From mother, “mater,” we come to understand the maternal in “materia,” matter. A lesser blog or podcast would stop at the party line of Big Lexi, the lexicography cartel, and note that what is maternal in materia, matter, is based on a flawed understanding of genetics in which the mother only supplied the material aspect of offspring while the formal aspect was entirely determined by the father’s genetic contribution, his seed. With the discovery of double helix chromosomes resulting from the mutual contributions of both parents, it is easy to understand the abandonment of the connection between matter and mothers, despite the majority of every child in the womb receiving nutrients supplied directly and exclusively by the mother.

Instead of this dismissal, I suggest that there is some lingering fruition in the connection of mothers and matter. Before our modern eclipse of reason, there were understood to be four causes of all material beings: the material, formal, efficient, and final causes. The material and formal causes are considered intrinsic causes while efficient and final causes are extrinsic causes, although self-actualizing beings like humans can exert efficient and final causality upon themselves. The point of all this exposition on causality is that mothers by nature have an interest in the immediate state of their children. Her influence over the material and formal causality of her child begins with near totality at conception and progresses as a diminishing influence into the child’s adulthood. Mothers, in a strong sense of what is maternal, have a natural inclination to accept, heal, and nourish their children in whatever state they presently find themselves. It is unconditional in the way that matter exists, in potentiality to all forms.
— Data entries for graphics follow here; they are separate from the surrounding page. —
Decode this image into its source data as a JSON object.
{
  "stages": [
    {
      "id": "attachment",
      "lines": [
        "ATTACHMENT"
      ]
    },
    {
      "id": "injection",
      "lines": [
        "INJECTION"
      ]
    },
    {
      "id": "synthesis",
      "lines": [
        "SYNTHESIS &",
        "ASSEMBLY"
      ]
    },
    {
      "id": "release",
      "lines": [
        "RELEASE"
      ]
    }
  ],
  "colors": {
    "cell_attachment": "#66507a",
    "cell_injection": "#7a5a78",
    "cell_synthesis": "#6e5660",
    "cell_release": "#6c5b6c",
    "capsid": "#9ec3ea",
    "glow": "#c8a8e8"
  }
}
Such unconditional love is not the same with fathers, who begin their paternity shrouded in distance and mystery to the child in the womb—a stranger in the technical sense. For fathers who are present to their children, that presence is occupied, in the literal sense, with informing the child’s matter with and to what is best in body, mind, and spirit. A father’s love is conditional not because his love must be earned but because his love seeks to build a fruitful life, the child’s life which enjoys both natural and supernatural fruition. Still as condition, from the Latin “con” meaning “together” and “do, dare” meaning “to give” signifies, this vision of a fruitful life must be one of cooperative giving and receiving. What might begin in parental despotism cannot end with it (See Episode 3, “The Three Pars”). The imperative “honora” of the 4th Commandment is tempered by the father and mother’s shared “onus” or burden of the child’s becoming thereby becoming shouldered by that same child, well yoked, for the next generation.